= South China Church =

South China Church is an Evangelical denomination of China. In 1990 or 1991, it formed as an offshoot of Peter Xu's "All Ranges Church" which is also known as the Born Again Movement. Its former head Gong Shengliang was sentenced to a death penalty, but this sentence has since been commuted to life imprisonment. The South China Church is a banned church deemed a cult by authorities. The main criticism outside of that is that they are fundamentalist and charismatic. The official hostility to the church has garnered it support among several groups concerned with religious persecution. It is an "underground church" so membership figures are uncertain, but most estimates state it has tens of thousands of members.

== Imprisoned Members ==
Xu Fuming: was sentenced to life in prison in 2002.
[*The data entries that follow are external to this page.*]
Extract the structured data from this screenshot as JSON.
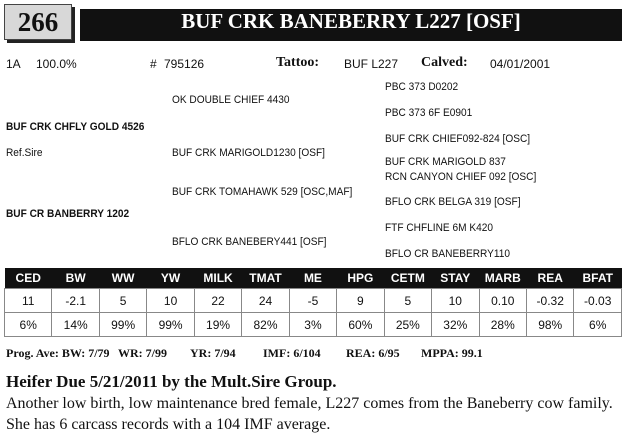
{
  "header": {
    "lot": "266",
    "name": "BUF CRK BANEBERRY L227 [OSF]"
  },
  "info": {
    "registration": "1A",
    "percent": "100.0%",
    "number_label": "#",
    "number": "795126",
    "tattoo_label": "Tattoo:",
    "tattoo": "BUF L227",
    "calved_label": "Calved:",
    "calved": "04/01/2001"
  },
  "pedigree": {
    "sire": "BUF CRK CHFLY GOLD 4526",
    "sire_note": "Ref.Sire",
    "dam": "BUF CR BANBERRY 1202",
    "grandparents": [
      "OK DOUBLE CHIEF 4430",
      "BUF CRK MARIGOLD1230 [OSF]",
      "BUF CRK TOMAHAWK 529 [OSC,MAF]",
      "BFLO CRK BANEBERY441 [OSF]"
    ],
    "great_grandparents": [
      "PBC 373 D0202",
      "PBC 373 6F E0901",
      "BUF CRK CHIEF092-824 [OSC]",
      "BUF CRK MARIGOLD 837",
      "RCN CANYON CHIEF 092  [OSC]",
      "BFLO CRK BELGA 319 [OSF]",
      "FTF CHFLINE 6M K420",
      "BFLO CR BANEBERRY110"
    ]
  },
  "epd": {
    "headers": [
      "CED",
      "BW",
      "WW",
      "YW",
      "MILK",
      "TMAT",
      "ME",
      "HPG",
      "CETM",
      "STAY",
      "MARB",
      "REA",
      "BFAT"
    ],
    "values": [
      "11",
      "-2.1",
      "5",
      "10",
      "22",
      "24",
      "-5",
      "9",
      "5",
      "10",
      "0.10",
      "-0.32",
      "-0.03"
    ],
    "percentiles": [
      "6%",
      "14%",
      "99%",
      "99%",
      "19%",
      "82%",
      "3%",
      "60%",
      "25%",
      "32%",
      "28%",
      "98%",
      "6%"
    ]
  },
  "progeny": [
    "Prog. Ave: BW: 7/79",
    "WR: 7/99",
    "YR: 7/94",
    "IMF: 6/104",
    "REA: 6/95",
    "MPPA: 99.1"
  ],
  "comment": {
    "heading": "Heifer Due 5/21/2011 by the Mult.Sire Group.",
    "text": "Another low birth, low maintenance bred female, L227 comes from the Baneberry cow family.  She has 6 carcass records with a 104 IMF average."
  }
}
Sun Minghua: born on June 13, 1965, in Hubei province. Influenced by her Christian mother, she became a disciple of Christ in 1984; and in 1986, she devoted herself to preaching the gospel.

Sun was arrested in September 2001, on suspicion of organizing and utilizing a cult organization to undermine law enforcement. At the time she was a council member in charge of finances for the SCC. The trial for the charges related to organizing a cult was held December 2001, when Sun was sentenced to life in prison. At a later High Court hearing, this sentence was reduced to 12 years.